Pendidikan seks sudah bukan bahasan baru di kalangan ahli pendidikan dan pakar seksologi. Pemahaman akan pentingnya pendidikan seks perlu dimiliki siapa saja, termasuk para guru dan orang tua. Membicarakan seks dengan si kecil bukan lagi masalah tabu atau tidak tabu, tetapi lebih kepada pengenalan dan perlindungan diri untuk bekal pribadinya kelak.
Bicara seks tidak selalu diasumsikan dengan sesuatu yang porno atau jorok karena jika dilihat dari arti katanya secara harfiah, khususunya dalam bahasa Inggris, seks itu menunjukkan jenis kelamin, baik laki-laki maupun perempuan. Berkaitan dengan hal itu, pendidikan seks penting untuk dilakukan karena memiliki manfaat bagi orang tua dan anak.
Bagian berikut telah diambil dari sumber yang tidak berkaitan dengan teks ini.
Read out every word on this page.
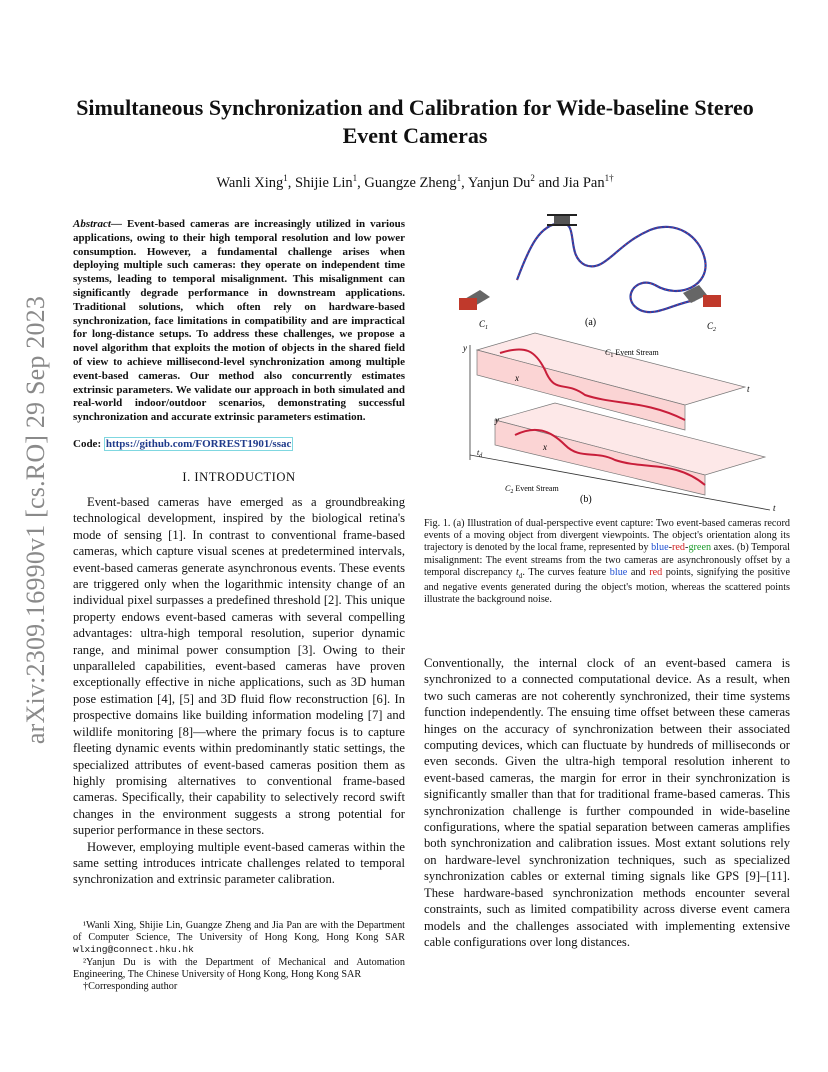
arXiv:2309.16990v1 [cs.RO] 29 Sep 2023
Simultaneous Synchronization and Calibration for Wide-baseline Stereo
Event Cameras
Wanli Xing$^1$, Shijie Lin$^1$, Guangze Zheng$^1$, Yanjun Du$^2$ and Jia Pan$^{1\dagger}$
Abstract— Event-based cameras are increasingly utilized in various applications, owing to their high temporal resolution and low power consumption. However, a fundamental challenge arises when deploying multiple such cameras: they operate on independent time systems, leading to temporal misalignment. This misalignment can significantly degrade performance in downstream applications. Traditional solutions, which often rely on hardware-based synchronization, face limitations in compatibility and are impractical for long-distance setups. To address these challenges, we propose a novel algorithm that exploits the motion of objects in the shared field of view to achieve millisecond-level synchronization among multiple event-based cameras. Our method also concurrently estimates extrinsic parameters. We validate our approach in both simulated and real-world indoor/outdoor scenarios, demonstrating successful synchronization and accurate extrinsic parameters estimation.
Code: https://github.com/FORREST1901/ssac
I. INTRODUCTION

Event-based cameras have emerged as a groundbreaking technological development, inspired by the biological retina's mode of sensing [1]. In contrast to conventional frame-based cameras, which capture visual scenes at predetermined intervals, event-based cameras generate asynchronous events. These events are triggered only when the logarithmic intensity change of an individual pixel surpasses a predefined threshold [2]. This unique property endows event-based cameras with several compelling advantages: ultra-high temporal resolution, superior dynamic range, and minimal power consumption [3]. Owing to their unparalleled capabilities, event-based cameras have proven exceptionally effective in niche applications, such as 3D human pose estimation [4], [5] and 3D fluid flow reconstruction [6]. In prospective domains like building information modeling [7] and wildlife monitoring [8]—where the primary focus is to capture fleeting dynamic events within predominantly static settings, the specialized attributes of event-based cameras position them as highly promising alternatives to conventional frame-based cameras. Specifically, their capability to selectively record swift changes in the environment suggests a strong potential for superior performance in these sectors.

However, employing multiple event-based cameras within the same setting introduces intricate challenges related to temporal synchronization and extrinsic parameter calibration.

¹Wanli Xing, Shijie Lin, Guangze Zheng and Jia Pan are with the Department of Computer Science, The University of Hong Kong, Hong Kong SAR wlxing@connect.hku.hk

²Yanjun Du is with the Department of Mechanical and Automation Engineering, The Chinese University of Hong Kong, Hong Kong SAR

†Corresponding author

$C_1$	$C_2$
(a)
y
y
x
x
t
t
$t_d$
$C_1$ Event Stream
$C_2$ Event Stream
(b)
Fig. 1. (a) Illustration of dual-perspective event capture: Two event-based cameras record events of a moving object from divergent viewpoints. The object's orientation along its trajectory is denoted by the local frame, represented by blue-red-green axes. (b) Temporal misalignment: The event streams from the two cameras are asynchronously offset by a temporal discrepancy $t_d$. The curves feature blue and red points, signifying the positive and negative events generated during the object's motion, whereas the scattered points illustrate the background noise.

Conventionally, the internal clock of an event-based camera is synchronized to a connected computational device. As a result, when two such cameras are not coherently synchronized, their time systems function independently. The ensuing time offset between these cameras hinges on the accuracy of synchronization between their associated computing devices, which can fluctuate by hundreds of milliseconds or even seconds. Given the ultra-high temporal resolution inherent to event-based cameras, the margin for error in their synchronization is significantly smaller than that for traditional frame-based cameras. This synchronization challenge is further compounded in wide-baseline configurations, where the spatial separation between cameras amplifies both synchronization and calibration issues. Most extant solutions rely on hardware-level synchronization techniques, such as specialized synchronization cables or external timing signals like GPS [9]–[11]. These hardware-based synchronization methods encounter several constraints, such as limited compatibility across diverse event camera models and the challenges associated with implementing extensive cable configurations over long distances.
Pertama, anak dapat mengenal identitas dirinya karena secara tidak langsung, pendidikan seks mengajarkan tentang gender. Si kecil yang perempuan harus diajarkan untuk bias membedakan dirinya dengan teman-temannya yang laki-laki, sehingga ia memiliki batasan-batasan tertentu dalam pergaulannya dengan lawan jenis ataupun sesama jenis, serta bias menunjukkan kelaki-lakiannya atau keperempuanannya dan mengenali diri kelelakiannya atau keperempuanannya.
Kedua, pendidikan seks membantu dalam pembentukan kepribadian anak, terutama dalam pola tingkah laku, cara bersikap dan gesture-nya kelak. Pendidikan seks mengajarkan cara memperlakukan anak laki-laki dan anak perempuan sebagaimana mestinya, mulai dari cara berpakaian, cara bersikap, cara berbicara, cara mengenal dan melindungi organ-organ pentingnya, serta jenis mainan yang sesuai. Meskipun kesetaraan gender berlaku umum, untuk hal ini, ada pengecualian karena berkaitan dengan perkembangan kepribadian anak. Jangan sampai karena salah pola asuh, anak laki-laki bersikap dan berkepribadian seperti perempuan atau pun sebaliknya.
Ketiga, dengan menerapkan pendidikan seks sejak dini, anak diajarkan untuk bertanggung jawab, belajar menjaga diri, serta menghargai diri sendiri dan orang lain. Sejak kecil orang tua seharusnya sudah melakukan pembelajaran mengenai perbedaaan anak laki-laki dengan anak perempuan. Misalnya, mengapa anak laki-laki pipisnya berdiri, sedangkan anak perempuan harus jongkok. Mengapa anak laki-laki diberi mainan mobil-mobilan, sementara anak perempuan diberi boneka, anak perempuan pakai rok, anak laki-laki pakai celana panjang, bahkan menanamkan pemahaman agar anak mengerti bagian-bagian seksual yang tidak boleh disentuh sembarangan orang, kecuali oleh ibunya saat memandikannya. Ketika menjelang akil balig, anak perempuan pun harus diberi pemahaman bahwa ia akan mengalami menstruasi, mengalami proses perkembangan organ-organ tubuh, sehingga tidak boleh bergaul atau berhubungan sembarangan dengan lawan jenis.
Tabu seringkali menjadi kendala besar dalam mengenalkan pendidikan seks kepada anak, sehingga tidak sedikit anak yang mencoba mencari tahu sendiri dengan menonton video porno, membaca buku-buku yang menjurus jorok atau gambar-gambar yang tidak pantas dilihat. Padahal, mengkomunikasikan pendidikan seks dengan anak tidak harus selalu membicarakan yang berbau porno. Memilihkan pembalut yang tepat, memberi tahu cara mengatasi nyeri haid, menyediakan bra yang pas untuk anak perempuan itu sudah menjadi indikasi penerapan pendidikan seks.
Rasulullah SAW pun pernah memberikan contoh dan pengajaran mengenai pendidikan seks, seperti harus memisahkan tempat tidur anak laki-laki dengan perempuan, melarang bertelanjang diri sekalipun dihadapan sesama jenis, mengajarkan cara bersuci dan tanda-tanda akil balig, serta yang paling penting penanaman moral dan akhlak. Pendeknya, pendidikan seks itu harus dilakukan secara marathon dan disesuaikan dengan perkembangan usia anak.